KELLY: It’s difficult for a number of people in relation to this issue to believe that a judge can’t have already made up their mind on the principles of the topic. They’ve got their mind made up even before the gavel falls in the trial. You hear criticism from conservatives on your end. They’re liberals that are convinced the same thing about justices on the Supreme Court. Can you set aside your own personal opinions and still make a rational fair decision even if you have an opinion on the topic?
KOPF: I can only speak as a trial judge. And the answer to your question is that’s not hard for me because so much of what I do is factually-based. If there’s going to be an appeal to the Eighth Circuit Court of Appeals or the Supreme Court, they’re primarily going to be interested in the application of the law before me. My job is to assemble and find the facts.
It’s just the same question that journalists face. You have personal opinions. I have no idea what you think about partial-birth abortion, for example. I think you can ask me questions as a journalist fairly even though you may have certain very strong opinions. And I think the same thing applies to trial judges. If you do this long enough, you begin to have a very good sense of how to insulate yourself from your own biases.
First of all, you state them to yourself. You remind yourself that you have a certain bias. And second of all, you are blessed with great law clerks. These are experienced people and so you sit down and say to them, okay here’s my bias. I’m trying my best. We call it in our office, ‘dealing it straight up.’ You find the facts and the facts will lead you to an ultimate resolution.
KELLY: What’s it like when you realize that one of your rulings (is) going to be reviewed by the U.S. Supreme Court?

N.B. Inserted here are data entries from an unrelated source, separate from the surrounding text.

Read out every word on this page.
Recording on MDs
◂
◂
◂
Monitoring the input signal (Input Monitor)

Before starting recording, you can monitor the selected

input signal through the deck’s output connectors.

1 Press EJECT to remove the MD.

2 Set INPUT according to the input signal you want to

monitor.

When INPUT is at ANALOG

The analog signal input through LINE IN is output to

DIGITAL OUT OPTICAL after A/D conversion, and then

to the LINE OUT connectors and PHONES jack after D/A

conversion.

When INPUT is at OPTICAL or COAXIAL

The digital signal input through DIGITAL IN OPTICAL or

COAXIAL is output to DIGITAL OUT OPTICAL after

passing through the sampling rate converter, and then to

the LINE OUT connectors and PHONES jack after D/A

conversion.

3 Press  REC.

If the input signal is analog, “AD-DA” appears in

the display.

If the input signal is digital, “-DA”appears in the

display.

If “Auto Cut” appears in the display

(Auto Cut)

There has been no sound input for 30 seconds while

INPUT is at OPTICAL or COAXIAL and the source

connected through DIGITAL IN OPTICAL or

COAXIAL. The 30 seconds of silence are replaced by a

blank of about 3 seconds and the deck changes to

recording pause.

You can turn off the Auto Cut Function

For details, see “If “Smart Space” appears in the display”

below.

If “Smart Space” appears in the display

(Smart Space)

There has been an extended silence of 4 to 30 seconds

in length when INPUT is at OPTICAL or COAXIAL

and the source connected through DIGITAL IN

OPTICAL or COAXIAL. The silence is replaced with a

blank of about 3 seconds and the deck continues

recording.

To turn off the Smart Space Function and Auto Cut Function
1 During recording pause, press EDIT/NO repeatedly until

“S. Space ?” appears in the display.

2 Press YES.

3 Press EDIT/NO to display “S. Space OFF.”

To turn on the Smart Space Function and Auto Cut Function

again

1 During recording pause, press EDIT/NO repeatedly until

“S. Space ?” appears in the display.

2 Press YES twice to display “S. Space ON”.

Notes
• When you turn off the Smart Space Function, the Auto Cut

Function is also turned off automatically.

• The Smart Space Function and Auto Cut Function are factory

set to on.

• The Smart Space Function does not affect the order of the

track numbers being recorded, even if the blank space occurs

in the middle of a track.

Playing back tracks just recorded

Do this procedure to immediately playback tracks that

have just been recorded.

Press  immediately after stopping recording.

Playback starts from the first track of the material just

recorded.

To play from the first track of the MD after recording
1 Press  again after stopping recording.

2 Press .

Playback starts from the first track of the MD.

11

KOPF: This may be hard to believe, but when I’m writing, I don’t think about that very much.
The two cases that went to the Supreme Court were both the so-called partial-birth abortion cases. In the first case, I was affirmed at the 8th Circuit and then again in the Supreme Court. In the second case, I was affirmed again in the 8th Circuit, but reversed by the Supreme Court. Between those two decisions, the court’s composition changed.
In any event, what I think about, I read the opinions of the court and my law clerks and I talk about the decisions and debate whether we would have written it this way or that way.
I was happy to be affirmed and unhappy that I was reversed. You don’t become a judge without a certain amount of ego. And a pretty strong ego. From that perspective, after you’re done writing it and you know it’s going to be reviewed, then I think your ego becomes more involved. When you’re writing it, you’re so immersed in trying to get it right that extraneous things like this might end up in the Supreme Court and so forth are really beside the point.